Acute Lymphoblastic Leukemia Symptoms & Diagnosis
Many of the early signs of acute lymphoblastic leukemia (ALL) are similar to the flu or other common, less serious diseases. If you have symptoms of leukemia, your doctor will perform a thorough physical examination and talk to you about your medical history.
Many signs and symptoms of ALL can be attributed to a reduction in the number of normal blood cells in your body. Check with your doctor if you have any of the signs or symptoms described here.

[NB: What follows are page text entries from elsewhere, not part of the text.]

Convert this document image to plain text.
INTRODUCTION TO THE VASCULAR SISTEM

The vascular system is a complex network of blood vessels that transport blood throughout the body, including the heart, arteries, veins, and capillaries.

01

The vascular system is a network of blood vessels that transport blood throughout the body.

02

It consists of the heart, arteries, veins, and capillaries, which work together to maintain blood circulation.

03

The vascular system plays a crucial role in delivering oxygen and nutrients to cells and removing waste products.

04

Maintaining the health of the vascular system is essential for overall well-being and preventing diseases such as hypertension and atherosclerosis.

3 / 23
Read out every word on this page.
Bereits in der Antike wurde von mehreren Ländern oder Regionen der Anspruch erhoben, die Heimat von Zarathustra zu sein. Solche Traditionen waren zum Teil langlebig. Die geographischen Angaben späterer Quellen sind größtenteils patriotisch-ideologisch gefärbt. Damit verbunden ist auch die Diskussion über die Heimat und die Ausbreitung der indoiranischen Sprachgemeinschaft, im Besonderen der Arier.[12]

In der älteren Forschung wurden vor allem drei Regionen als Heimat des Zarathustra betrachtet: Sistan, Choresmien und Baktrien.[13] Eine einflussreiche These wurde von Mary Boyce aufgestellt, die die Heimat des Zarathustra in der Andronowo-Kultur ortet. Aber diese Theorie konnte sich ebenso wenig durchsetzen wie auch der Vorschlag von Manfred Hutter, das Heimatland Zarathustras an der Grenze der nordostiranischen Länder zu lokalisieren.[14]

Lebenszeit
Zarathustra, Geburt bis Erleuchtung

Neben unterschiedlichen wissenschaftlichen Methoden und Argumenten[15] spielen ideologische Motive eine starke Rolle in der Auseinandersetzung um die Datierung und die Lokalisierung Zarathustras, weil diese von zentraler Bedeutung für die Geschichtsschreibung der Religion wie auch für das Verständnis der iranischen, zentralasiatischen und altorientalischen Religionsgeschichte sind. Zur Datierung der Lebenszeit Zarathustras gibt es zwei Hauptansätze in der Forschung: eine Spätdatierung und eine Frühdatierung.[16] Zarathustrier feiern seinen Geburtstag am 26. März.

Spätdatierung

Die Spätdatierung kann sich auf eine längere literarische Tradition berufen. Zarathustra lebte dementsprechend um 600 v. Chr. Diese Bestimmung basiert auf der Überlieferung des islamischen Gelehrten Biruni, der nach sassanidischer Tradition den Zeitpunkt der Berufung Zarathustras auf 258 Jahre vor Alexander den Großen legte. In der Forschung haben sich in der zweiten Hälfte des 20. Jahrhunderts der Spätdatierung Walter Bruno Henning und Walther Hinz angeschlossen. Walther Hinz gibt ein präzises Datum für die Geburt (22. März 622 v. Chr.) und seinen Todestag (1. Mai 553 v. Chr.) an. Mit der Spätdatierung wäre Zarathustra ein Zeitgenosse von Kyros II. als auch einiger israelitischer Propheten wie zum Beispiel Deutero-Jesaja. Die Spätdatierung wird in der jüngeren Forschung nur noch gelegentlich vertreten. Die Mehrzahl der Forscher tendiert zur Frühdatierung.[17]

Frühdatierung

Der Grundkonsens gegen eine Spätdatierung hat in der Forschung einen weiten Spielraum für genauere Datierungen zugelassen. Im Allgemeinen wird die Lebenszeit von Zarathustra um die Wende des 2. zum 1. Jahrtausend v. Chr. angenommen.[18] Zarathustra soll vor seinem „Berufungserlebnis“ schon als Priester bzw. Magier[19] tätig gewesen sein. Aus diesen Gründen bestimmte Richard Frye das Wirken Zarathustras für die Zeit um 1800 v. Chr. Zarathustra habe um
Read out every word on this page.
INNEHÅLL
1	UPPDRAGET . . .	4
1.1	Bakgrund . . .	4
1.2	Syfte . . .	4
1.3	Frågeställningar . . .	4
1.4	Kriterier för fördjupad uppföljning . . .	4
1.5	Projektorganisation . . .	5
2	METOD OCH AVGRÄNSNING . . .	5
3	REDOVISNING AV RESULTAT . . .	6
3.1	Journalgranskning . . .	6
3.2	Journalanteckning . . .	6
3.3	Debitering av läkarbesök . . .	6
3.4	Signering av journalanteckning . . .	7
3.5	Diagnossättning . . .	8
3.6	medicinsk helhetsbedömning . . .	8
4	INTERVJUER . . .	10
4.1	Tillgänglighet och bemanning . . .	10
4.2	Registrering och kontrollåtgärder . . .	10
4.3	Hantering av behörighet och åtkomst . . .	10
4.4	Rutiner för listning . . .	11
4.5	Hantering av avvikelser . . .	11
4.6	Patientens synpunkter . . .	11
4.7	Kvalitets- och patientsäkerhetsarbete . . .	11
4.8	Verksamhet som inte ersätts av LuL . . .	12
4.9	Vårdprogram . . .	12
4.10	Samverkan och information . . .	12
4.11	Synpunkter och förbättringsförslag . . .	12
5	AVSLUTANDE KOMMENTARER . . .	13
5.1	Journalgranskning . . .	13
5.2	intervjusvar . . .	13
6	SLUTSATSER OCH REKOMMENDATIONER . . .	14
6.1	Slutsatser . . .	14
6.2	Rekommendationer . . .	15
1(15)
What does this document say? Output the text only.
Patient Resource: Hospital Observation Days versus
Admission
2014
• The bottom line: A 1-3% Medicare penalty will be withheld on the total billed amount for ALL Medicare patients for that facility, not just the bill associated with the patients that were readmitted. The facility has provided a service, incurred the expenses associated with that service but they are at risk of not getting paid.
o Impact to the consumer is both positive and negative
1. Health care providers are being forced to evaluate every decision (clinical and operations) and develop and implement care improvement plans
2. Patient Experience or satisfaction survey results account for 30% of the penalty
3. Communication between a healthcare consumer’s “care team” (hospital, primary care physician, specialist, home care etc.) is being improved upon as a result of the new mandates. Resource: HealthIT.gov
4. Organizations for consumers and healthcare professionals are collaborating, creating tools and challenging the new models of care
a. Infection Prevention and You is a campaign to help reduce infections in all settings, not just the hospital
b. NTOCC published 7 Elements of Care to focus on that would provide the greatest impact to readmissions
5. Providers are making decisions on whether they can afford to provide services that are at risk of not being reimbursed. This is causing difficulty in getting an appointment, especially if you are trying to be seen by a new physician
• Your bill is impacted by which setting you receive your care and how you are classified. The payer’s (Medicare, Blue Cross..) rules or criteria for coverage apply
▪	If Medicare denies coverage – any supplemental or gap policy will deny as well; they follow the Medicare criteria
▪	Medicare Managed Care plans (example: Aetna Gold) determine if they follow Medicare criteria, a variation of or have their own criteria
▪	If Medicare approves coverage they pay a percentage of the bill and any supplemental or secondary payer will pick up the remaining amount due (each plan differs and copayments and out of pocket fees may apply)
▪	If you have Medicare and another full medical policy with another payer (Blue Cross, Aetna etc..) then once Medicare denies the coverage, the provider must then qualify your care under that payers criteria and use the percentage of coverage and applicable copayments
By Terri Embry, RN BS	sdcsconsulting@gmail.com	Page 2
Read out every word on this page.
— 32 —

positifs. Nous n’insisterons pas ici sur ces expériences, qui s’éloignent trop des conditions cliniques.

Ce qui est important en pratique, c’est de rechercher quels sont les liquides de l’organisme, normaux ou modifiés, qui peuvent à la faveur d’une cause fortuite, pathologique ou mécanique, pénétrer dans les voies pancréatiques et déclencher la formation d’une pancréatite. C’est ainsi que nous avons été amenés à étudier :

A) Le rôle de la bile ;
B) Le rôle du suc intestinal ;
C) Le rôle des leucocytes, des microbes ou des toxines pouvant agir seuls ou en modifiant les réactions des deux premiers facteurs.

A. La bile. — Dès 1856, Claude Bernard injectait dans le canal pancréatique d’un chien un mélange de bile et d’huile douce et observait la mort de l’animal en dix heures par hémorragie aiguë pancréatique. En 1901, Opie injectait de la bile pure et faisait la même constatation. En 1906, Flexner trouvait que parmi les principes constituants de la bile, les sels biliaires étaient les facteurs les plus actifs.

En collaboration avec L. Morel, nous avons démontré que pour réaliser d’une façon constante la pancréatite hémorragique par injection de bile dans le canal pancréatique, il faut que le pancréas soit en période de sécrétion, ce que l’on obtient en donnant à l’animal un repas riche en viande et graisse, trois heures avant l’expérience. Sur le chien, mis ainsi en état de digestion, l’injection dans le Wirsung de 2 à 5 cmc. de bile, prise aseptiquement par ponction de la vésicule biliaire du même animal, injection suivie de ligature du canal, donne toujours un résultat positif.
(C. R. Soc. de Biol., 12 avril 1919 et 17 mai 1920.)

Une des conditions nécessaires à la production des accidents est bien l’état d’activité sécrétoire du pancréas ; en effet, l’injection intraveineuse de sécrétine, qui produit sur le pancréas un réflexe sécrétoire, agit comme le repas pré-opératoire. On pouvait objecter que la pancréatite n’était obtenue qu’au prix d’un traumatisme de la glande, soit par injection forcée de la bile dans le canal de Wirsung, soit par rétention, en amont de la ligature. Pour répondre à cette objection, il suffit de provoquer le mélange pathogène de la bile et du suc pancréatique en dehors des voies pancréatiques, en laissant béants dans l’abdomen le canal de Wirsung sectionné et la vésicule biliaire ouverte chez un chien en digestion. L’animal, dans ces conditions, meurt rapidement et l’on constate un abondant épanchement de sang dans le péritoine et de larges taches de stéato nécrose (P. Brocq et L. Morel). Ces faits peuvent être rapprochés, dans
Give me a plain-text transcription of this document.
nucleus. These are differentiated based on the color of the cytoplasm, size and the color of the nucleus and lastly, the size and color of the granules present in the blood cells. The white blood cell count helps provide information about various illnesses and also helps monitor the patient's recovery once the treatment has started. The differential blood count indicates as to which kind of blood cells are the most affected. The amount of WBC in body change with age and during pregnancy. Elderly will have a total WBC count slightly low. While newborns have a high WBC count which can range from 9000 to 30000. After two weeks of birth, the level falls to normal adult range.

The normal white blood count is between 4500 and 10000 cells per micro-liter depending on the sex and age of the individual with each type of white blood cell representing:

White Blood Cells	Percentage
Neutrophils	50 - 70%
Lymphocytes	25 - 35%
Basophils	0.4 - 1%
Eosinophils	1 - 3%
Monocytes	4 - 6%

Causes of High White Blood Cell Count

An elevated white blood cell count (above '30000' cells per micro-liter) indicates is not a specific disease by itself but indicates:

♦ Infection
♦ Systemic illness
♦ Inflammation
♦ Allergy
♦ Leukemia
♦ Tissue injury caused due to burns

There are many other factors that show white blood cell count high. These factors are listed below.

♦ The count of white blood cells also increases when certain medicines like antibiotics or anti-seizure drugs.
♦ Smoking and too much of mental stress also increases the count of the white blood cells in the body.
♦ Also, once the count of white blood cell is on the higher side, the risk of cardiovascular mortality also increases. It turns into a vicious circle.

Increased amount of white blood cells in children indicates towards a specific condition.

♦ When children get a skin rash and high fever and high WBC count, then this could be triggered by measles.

Symptoms from Low White Blood Cells
- Flu-like symptoms, such as fever, sweats, and body aches
- Infections from bacteria or viruses
- Mouth inflammation, pain, or sores
Symptoms from Low Red Blood Cells
- Shortness of breath
- Pale skin
- Fatigue, weakness, lack of energy, or sleepiness
Symptoms from Low Platelets
- Bleeding from the gums
- Red spots on the palate or ankles
- Easy bruising or prolonged bleeding from cuts
- Frequent or severe nosebleeds
Other General Symptoms
- Loss of appetite
- Unexplained weight loss
- Pain or aches in the bones, stomach, arms, legs, or back
- Swelling of the abdomen (may indicate an enlarged spleen)
- Swollen lymph nodes in the neck, underarm, stomach, or groin
An accurate diagnosis of ALL requires several diagnostic tests. Any or all of the following tests may be used to diagnose leukemia.
Complete Blood Count and Peripheral Blood Smear
A blood sample is examined for the number of red blood cells and platelets, the number and type of white blood cells, the amount of hemoglobin (protein that carries oxygen) in the red blood cells, and the presence of lymphoblasts—immature lymphocytes that do not function like normal mature white blood cells.
Bone Marrow Aspiration and Biopsy
A leukemia diagnosis often cannot be made without looking at a sample of the bone marrow cells. In bone marrow aspiration and biopsy, samples of bone marrow and a small piece of bone are taken from the back of the pelvic bone using hollow needles. The samples are then examined under a microscope to see if leukemic cells are present. This short procedure can cause some brief pain at the biopsy site. But determining the percentage of cells in the bone marrow that are blasts provides valuable information. Normally blasts make up less than 5 percent of bone marrow cells, but in people with ALL blasts account for greater than 20 percent (often much greater).
Under a microscope, blood or bone marrow cells are examined for changes in their chromosomes. In some forms of leukemia, the cells have an abnormal number of chromosomes. In other forms of leukemia, two chromosomes exchange some of their DNA in what is known as a translocation.
Immunophenotyping (Flow Cytometry)
A sample of blood cells is examined through a sophisticated machine called a flow cytometer to see if leukemic cells are present and whether the disease is ALL or acute myeloid leukemia and, if it is ALL, whether it is a B-cell or a T-cell subtype.
Fluorescent in Situ Hybridization (FISH)
The fluorescent dyes used in this test attach to specific parts of certain chromosomes. FISH is very accurate, and many chromosomal abnormalities can be seen under a microscope using this technique.
Polymerase Chain Reaction (PCR)
PCR is a very sensitive test that may be used to determine whether a person has a certain chromosomal translocation, such as the Philadelphia chromosome, sometimes found in people with ALL (and often found in those with chronic myeloid leukemia).
A small needle is advanced into the spinal cavity in the lower back, and a small amount of cerebrospinal fluid (CSF) is withdrawn. The CSF is then examined for abnormal blood cells to determine whether the cancer has spread to the spinal cord and brain (central nervous system).
Imaging tests such as chest X-ray, computed tomography (CT) scan, magnetic resonance imaging (MRI) scan, or ultrasound may be performed to determine whether the leukemia is impacting other parts of your body. For example, a CT scan may be used to determine whether your spleen or lymph nodes are enlarged.
Sometimes leukemia can involve other parts of your body, such as the skin, testicle, or ovary. If your doctor thinks it will help with your treatment, you may undergo a biopsy of such a location if this is suspected.